Homaï

Darab demande son origine à la femme du blanchisseur

...

Un jour Darab dit au blanchisseur :

J’ai un secret que je n’ose pas m’avouer à moi-même : je ne suis pas ému d’un amour filial pour toi, mes traits ne ressemblent pas aux tiens et je suis toujours étonné quand tu m’appelles ton fils, quand tu me fais asseoir auprès de toi dans la boutique.

Le blanchisseur lui répondit :

Voilà des paroles qui font revivre les douleurs des peines passées et anciennes.

Si ton ambition est plus grande que ma condition, recherche ton père : ton secret appartient à ta mère.
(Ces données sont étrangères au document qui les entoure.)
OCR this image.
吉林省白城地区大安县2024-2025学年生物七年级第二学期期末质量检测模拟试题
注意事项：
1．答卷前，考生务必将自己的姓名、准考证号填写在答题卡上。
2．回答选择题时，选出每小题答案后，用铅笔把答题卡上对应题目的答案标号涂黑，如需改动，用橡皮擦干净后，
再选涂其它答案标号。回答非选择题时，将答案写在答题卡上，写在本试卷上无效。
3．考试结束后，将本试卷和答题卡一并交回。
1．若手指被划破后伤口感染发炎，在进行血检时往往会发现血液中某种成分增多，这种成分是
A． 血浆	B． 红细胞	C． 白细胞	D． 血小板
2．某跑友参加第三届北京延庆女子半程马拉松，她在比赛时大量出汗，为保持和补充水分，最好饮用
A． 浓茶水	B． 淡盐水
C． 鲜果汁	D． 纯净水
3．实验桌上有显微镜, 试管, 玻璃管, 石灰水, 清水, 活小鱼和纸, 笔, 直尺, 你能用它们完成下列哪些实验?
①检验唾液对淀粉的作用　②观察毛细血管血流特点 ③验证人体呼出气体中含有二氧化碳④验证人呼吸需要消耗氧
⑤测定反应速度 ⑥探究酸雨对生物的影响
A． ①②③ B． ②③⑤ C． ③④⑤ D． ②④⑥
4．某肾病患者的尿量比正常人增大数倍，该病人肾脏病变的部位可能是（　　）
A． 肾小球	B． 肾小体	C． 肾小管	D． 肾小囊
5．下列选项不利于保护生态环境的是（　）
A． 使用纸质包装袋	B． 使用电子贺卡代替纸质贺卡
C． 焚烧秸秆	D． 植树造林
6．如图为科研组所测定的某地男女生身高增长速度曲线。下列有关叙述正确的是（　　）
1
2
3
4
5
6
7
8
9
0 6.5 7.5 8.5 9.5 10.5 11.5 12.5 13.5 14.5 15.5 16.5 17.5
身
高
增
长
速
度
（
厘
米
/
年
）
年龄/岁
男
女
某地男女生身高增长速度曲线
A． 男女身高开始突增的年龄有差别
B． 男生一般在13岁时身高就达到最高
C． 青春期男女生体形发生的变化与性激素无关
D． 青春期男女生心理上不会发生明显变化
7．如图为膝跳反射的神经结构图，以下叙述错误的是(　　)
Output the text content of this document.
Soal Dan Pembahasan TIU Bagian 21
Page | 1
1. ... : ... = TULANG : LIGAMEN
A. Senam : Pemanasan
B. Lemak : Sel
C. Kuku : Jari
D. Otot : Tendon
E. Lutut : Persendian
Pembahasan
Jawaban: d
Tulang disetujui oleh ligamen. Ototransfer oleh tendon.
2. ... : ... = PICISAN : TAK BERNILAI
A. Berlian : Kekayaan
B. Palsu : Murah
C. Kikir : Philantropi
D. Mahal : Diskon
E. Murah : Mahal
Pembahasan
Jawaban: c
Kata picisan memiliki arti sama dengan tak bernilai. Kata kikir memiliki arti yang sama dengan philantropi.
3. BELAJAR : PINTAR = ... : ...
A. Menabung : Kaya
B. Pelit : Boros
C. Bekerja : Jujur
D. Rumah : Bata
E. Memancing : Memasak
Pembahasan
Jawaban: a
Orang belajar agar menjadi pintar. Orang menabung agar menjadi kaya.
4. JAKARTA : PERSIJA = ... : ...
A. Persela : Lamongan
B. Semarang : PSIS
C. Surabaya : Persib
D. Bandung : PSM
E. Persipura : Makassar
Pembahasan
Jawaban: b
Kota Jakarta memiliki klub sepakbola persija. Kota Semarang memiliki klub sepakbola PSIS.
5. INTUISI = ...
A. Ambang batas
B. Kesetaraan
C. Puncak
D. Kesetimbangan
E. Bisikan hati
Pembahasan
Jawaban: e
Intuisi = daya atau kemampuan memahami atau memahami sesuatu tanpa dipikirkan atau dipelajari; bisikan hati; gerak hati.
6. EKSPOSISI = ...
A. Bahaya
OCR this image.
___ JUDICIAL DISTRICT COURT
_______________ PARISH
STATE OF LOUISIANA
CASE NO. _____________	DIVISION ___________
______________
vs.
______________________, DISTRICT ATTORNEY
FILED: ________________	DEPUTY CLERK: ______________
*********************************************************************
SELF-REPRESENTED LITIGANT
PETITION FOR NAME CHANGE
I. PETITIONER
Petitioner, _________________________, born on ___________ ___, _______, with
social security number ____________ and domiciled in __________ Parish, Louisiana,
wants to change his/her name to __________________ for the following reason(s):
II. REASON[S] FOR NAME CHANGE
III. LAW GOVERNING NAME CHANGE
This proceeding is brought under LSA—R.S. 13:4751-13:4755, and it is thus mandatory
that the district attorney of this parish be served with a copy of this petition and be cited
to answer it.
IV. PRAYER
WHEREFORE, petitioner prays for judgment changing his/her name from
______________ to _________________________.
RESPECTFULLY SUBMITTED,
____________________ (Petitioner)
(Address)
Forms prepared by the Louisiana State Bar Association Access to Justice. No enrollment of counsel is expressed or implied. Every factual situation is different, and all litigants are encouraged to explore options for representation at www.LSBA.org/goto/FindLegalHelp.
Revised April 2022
Or il arriva qu’un jour le blanchisseur sortit en toute hâte pour aller à la rivière ; Darab ferma solidement la porte, saisit son épée et rentra chez sa mère, disant :

Ne cherche pas à mentir et à me tenir dans l’obscurité ; dis la vérité sur tout ce que je te demande.

Que vous suis-je ?

Quelle est ma naissance ?

Pourquoi me trouvé-je chez un blanchisseur ?

La femme, dans sa terreur, lui demanda grâce et invoqua la protection du Maître suprême.

Elle répondit :

Ne verse pas mon sang, je te dirai tout ce que tu demandes.

Elle lui raconta en détail, avec exactitude et en écartant tout mensonge, l’histoire entière de la boîte, du petit nourrisson, de l’or et des joyaux dignes d’un roi, ajoutant :

Nous étions des artisans, nous n’étions point d’une famille puissante.

C’est à ton trésor que nous devons tout ce que nous avons, c’est par lui que nous sommes sortis d’une condition infime.

Nous sommes des esclaves, c’est à toi de commander ; réfléchis à ce que tu veux, nos corps et nos âmes sont à toi.

Darab resta confondu à ces paroles et son esprit se recueillit pour réfléchir ; à la fin il demanda :

Reste-t-il quelque chose de ces richesses, ou le blanchisseur les a-t-il toutes dissipées ?

Reste-t-il de quoi acheter un destrier, dans cet état d’abaissement et de misère ?

La femme lui dit :

Il en reste assez et plus que cela : il y a de l’argent, un jardin fruitier et des terres.

Elle lui donna tout l’or qu’elle avait et il restait cette grande pierre fine toute intacte.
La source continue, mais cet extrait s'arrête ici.